The latest call for the creation of a European Army will fuel Euro-sceptics’ fears that the Lisbon Treaty will erode further national sovereignty and bring us closer to the creation of a United States of Europe. Defense and security policies certainly define the unity of the state, and its authority over the national territory and the people (demos) therein. Opponents of the Lisbon Treaty will thus base their argument on legitimacy issues. While I remain unconvinced that the Treaty does, in fact, strengthen the diplomatic and/or military roles of the EU, I would normatively argue against such development.

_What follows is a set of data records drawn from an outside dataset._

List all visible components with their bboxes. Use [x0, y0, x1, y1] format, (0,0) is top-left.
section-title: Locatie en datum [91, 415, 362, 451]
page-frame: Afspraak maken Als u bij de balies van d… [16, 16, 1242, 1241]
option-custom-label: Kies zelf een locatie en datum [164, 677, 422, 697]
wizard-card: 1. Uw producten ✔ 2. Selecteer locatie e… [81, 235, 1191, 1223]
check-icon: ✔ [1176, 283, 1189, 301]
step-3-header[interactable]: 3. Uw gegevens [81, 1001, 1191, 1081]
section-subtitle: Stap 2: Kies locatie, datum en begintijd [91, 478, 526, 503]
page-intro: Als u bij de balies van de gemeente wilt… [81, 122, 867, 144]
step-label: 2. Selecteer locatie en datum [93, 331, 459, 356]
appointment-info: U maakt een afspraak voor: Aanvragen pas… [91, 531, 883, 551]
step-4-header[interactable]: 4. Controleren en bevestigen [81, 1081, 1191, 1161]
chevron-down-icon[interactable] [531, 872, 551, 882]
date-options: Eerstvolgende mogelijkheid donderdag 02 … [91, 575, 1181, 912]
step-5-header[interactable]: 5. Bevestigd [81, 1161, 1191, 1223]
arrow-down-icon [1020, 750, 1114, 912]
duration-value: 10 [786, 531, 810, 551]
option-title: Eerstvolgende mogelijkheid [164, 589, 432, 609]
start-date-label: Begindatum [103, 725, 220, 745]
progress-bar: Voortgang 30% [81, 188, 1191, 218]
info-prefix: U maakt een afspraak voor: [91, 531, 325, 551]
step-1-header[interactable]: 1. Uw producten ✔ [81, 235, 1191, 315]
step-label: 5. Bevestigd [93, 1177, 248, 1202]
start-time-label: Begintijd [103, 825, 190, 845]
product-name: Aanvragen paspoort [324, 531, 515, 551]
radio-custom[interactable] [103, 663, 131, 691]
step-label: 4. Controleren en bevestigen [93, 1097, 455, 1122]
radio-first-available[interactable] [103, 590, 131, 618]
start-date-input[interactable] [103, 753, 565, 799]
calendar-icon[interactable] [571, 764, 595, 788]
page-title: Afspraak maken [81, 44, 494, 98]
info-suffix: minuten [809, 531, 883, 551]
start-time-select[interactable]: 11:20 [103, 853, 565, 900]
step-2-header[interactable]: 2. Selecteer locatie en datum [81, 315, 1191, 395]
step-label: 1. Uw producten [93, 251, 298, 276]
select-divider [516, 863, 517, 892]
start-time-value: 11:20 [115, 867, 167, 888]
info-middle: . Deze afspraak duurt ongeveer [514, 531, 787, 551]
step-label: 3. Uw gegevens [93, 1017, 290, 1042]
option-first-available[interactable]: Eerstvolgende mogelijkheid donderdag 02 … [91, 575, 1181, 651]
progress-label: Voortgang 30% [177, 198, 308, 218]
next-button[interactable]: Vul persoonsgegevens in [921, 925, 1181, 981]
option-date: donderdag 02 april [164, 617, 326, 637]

The acquisition of state-like features would be bad deal for the EU more than it would be for its members. While it is easy to agree with realists that the nation-state is (still) the main agent in international relations, it is undeniable that the EU has developed its own brand of actorness, through policies other than classical foreign and security ones. But while nation-states’ international agency is based on ethnic values, the EU’s must based on civic ones, given the lack of a European demos. The EU’s international actorness (whether we call it civilian or normative) is based on its domestic political experience, where integration has brought about a novel mode of governance, based on cooperation among states, either for the pursuit of common interests, as regime theorists would have it, or because cooperation is good as such, as a liberal of the Rawlsian tradition might argue.
While I do not necessarily subscribe to the realist view that states prioritize interests over values in their international agency, acting normatively only when their interests are not at stake, I am also not naive enough to believe that the EU’s actorness reflects a norm-based agency all the time. The Union is, after all, made up of nation-states, and as such it shows the contradictions of conflicting identities, civic and ethnocentric ones. Acquiring an effective common foreign and defense policy – a task that has so far been underlined by multiple failures – might shift the balance of the EU’s international agency towards exclusive practices. Whether the EU, and its members, are capable of creating a foreign policy, which mirrors inclusive identities, based on citizenship rather than nationality, remains to be seen.